Bei Streitigkeiten über die bei der Erstattung (Ziffer 6) in Ansatz zu bringende Arbeitsdauer entscheidet auf Antrag eines Theiles die für den Betriebssitz des Hausgewerbetreibenden zuständige untere Verwaltungsbehörde endgültig.
Dieselbe ist befugt, einen Sachverständigen zu ernennen, welcher auf Antrag eines Theiles, auch ohne daß ein Streitfall vorliegt, den Zeitbedarf abzuschätzen hat.

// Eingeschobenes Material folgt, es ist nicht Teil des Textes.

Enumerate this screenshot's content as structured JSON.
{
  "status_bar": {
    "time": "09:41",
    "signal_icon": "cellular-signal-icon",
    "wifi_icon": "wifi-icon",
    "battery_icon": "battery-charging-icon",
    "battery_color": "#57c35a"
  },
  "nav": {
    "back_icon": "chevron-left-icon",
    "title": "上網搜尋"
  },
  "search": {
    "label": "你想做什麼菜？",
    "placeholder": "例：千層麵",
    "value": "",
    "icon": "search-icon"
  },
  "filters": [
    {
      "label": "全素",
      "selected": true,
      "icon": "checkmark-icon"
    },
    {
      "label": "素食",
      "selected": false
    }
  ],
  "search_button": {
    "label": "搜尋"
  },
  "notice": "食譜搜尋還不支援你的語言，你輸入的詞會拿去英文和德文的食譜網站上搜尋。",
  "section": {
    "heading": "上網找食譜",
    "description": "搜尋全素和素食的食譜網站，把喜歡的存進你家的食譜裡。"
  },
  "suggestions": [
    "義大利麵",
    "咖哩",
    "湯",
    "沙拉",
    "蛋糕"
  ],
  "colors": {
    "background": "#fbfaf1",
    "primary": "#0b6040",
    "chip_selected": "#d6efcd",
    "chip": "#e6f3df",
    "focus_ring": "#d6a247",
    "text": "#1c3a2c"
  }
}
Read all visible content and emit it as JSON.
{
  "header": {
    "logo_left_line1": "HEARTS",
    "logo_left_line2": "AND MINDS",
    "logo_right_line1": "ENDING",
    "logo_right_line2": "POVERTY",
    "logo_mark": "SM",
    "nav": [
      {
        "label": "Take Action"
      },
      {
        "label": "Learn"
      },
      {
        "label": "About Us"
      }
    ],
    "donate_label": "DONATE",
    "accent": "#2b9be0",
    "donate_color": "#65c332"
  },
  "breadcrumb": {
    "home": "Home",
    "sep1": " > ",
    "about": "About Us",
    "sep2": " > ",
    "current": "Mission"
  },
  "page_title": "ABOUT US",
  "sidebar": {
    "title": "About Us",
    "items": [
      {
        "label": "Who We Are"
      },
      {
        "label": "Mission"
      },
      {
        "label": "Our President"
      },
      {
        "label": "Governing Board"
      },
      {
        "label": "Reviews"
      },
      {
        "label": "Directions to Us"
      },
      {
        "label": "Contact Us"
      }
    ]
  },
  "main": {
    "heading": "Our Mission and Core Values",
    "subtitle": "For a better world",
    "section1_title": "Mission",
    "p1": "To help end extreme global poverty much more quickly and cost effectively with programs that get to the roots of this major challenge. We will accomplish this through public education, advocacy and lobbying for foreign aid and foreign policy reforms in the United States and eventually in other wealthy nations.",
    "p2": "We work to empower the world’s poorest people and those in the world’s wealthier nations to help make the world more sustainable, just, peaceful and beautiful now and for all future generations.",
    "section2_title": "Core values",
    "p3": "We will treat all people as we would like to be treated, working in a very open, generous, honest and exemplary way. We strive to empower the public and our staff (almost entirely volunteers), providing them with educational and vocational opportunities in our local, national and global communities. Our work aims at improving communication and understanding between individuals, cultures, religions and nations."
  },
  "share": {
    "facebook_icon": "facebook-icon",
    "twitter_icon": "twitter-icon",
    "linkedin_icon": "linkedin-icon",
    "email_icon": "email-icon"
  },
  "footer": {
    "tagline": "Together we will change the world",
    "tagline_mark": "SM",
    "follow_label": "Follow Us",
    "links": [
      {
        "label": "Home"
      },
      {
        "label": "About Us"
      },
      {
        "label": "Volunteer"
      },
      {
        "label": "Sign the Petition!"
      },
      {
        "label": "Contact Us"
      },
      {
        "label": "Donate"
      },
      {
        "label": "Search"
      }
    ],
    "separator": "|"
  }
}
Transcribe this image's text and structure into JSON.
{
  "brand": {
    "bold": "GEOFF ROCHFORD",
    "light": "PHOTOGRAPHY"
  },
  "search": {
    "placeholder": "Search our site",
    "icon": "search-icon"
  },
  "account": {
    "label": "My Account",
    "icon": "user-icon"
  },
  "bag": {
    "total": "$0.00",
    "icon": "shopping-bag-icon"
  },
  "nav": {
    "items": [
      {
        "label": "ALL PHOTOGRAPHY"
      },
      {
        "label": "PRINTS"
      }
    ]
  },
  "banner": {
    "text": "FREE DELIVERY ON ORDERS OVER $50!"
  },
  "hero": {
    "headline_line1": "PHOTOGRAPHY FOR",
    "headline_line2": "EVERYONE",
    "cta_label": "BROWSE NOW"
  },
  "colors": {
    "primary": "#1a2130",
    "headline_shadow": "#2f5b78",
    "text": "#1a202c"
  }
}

Die Fabrikanten u. s. w. haben bei der Abrechnung denjenigen Betrag zu erstatten, welcher auf die abgeschätzte Arbeitszeit entfällt. Wird demnächst im Streitfall eine andere durchschnittliche Arbeitsdauer festgestellt, so ist die Differenz nachträglich auszugleichen.
Die Versicherungsanstalt ist befugt, für die Berechnung des vom Fabrikanten u. s. w. zu erstattenden Betrages weitere Bestimmungen zu erlassen. Dieselben bedürfen der Genehmigung des Reichs-(Landes-)Versicherungsamts.
Die Hausgewerbetreibenden können mit den Fabrikanten u. s. w. vereinbaren, daß letztere bei der Abrechnung die Hälfte desjenigen Betrages zu erstatten haben, welchen die Hausgewerbetreibenden für sich und die von ihnen beschäftigten versicherungspflichtigen Hülfspersonen für Beitragsmarken thatsächlich entrichtet haben. Ist der Hausgewerbetreibende von mehreren Fabrikanten u. s. w. beschäftigt, so hat sich eine solche Vereinbarung auch darauf zu erstrecken, wie der von ihnen zu erstattende Gesammtbetrag auf die einzelnen Fabrikanten u. s. w. zu vertheilen ist. [327]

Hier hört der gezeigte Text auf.